Ailing Economies Push Richer Countries to Tap Emergency Oil Reserves

The Nicholas Institute for Environmental Policy Solutions at Duke University

In a move that caught many by surprise, the world’s richer oil-importing countries will soon tap into emergency oil reserves, the International Energy Agency (IEA) announced, arguing: “Greater tightness in the oil market threatens to undermine the fragile global economic recovery.”

In total, over the next 30 days, IEA member countries plan to release 60 million barrels of crude—less than one day’s worth of global consumption. Half that oil would come from the U.S., and the rest from a dozen other countries, including many European Union members, Turkey, Korea, and Japan. The IEA has coordinated a release of oil from its members’ reserves only twice before, in response to the 1991 U.S.-Iraq war and to Hurricanes Katrina and Rita in 2005.

U.S. Secretary of Energy Steven Chu said, “We are taking this action in response to the ongoing loss of crude oil due to supply disruptions in Libya and other countries.” However, the Obama administration began considering tapping the strategic oil reserve in January.

Speculation of Motives

Reactions to the oil release ran the gamut, with the chairman and the managing director of oil analysis firm IHS CERA saying the new release is “an unprecedented use of strategic reserves as an economic stimulus.” Some said the move is symbolic, to boost market optimism and to give the sense that the government is doing something about high gasoline prices while others said the real motivation was to hurt oil speculators by catching them by surprise.

Some speculators, it seems, may have gotten a jump on it: oil started trading suspiciously in the hours before the IEA announcement, driving prices down and prompting an investigation by the Commodity Futures Trading Commission. In fact, oil prices fell more than 5 percent in the day of the IEA announcement, but the following day rebounded, in part because of fears about supplies getting tighter later this year.

Spare a Barrel

Many members of the Organization of Petroleum Exporting Countries (OPEC) criticized the decision, saying the IEA had not given them time to boost their production. In late May, OPEC countries decided against formally raising their production quotas, but some members—in particular Saudi Arabia—signaled they would boost production anyway.

OPEC members in the Persian Gulf—such as Saudi Arabia and Kuwait—are widely considered to hold most of the world’s spare capacity for oil production. But oil expert Euan Mearns noted that despite a sharp rise in drilling activity in Gulf nations in February 2011, their production hasn’t risen much. He interprets this as a sign of goodwill, and as an indication that “usable spare capacity does not exist”—or that it must be of relatively undesirable heavy, sour crude.

A Natural Gas Bubble?

In the U.S., “fracking” to get natural gas out of underground shale has been booming—but the vast majority of fracking wells are “inherently unprofitable” and the fast-growing industry is a “Ponzi scheme,” according to industry e-mails obtained by the New York Times. Much of the shale gas activity has been financed by a rush of investment money into the sector, rather than by profits from production, the e-mails say.

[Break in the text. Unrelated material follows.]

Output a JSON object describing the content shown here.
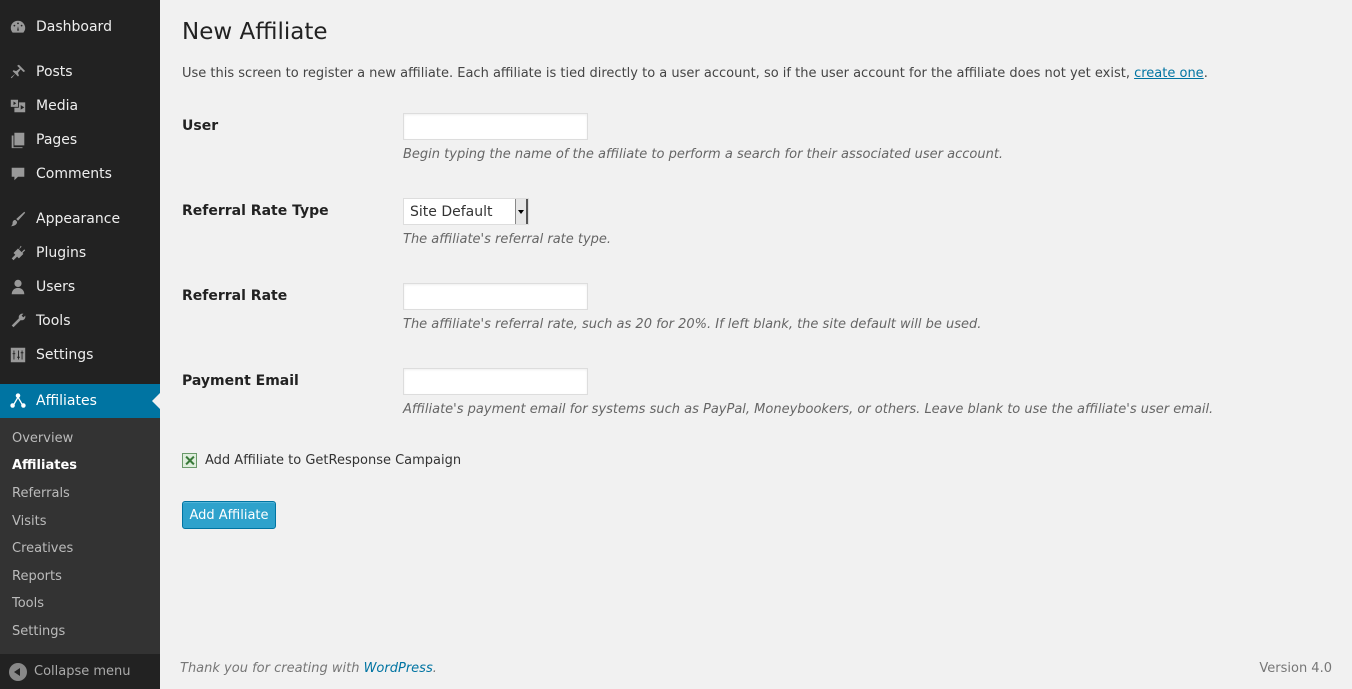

In a companion article, the New York Times reported e-mails from the Energy Information Administration reveal internal doubts over their forecasts of shale gas production, such as projections it would triple from 2009 to 2035.

California Carbon Cap Stalled

California’s legislation for a cap-and-trade system for many of the state’s largest greenhouse gas emitters had faced a legal battle—but the court hearing the case ruled the state can go ahead. The project was scheduled to start in January 2012, but Air Resources Board Chairwoman Mary Nichols, who oversees the program, announced enforcement for major polluters would will be delayed until 2013.

Efficiency from Detroit to Afghanistan

The Obama administration is trying to cut demand for oil by boosting vehicle efficiency. In closed-door talks with Detroit’s big three—General Motors, Ford and Chrysler—officials called for average mileage for cars and light trucks to reach 56.2 miles per gallon by 2025.

Meanwhile, Obama announced plans for troop withdrawals from Afghanistan, prompting renewed discussion of the costs of the war—including NPR’s report that U.S. military operations in Afghanistan and Iraq spend an estimated $20 billion a year on air conditioning.

The Climate Post offers a rundown of the week in climate and energy news. It is produced each Thursday by Duke University’s Nicholas Institute for Environmental Policy Solutions.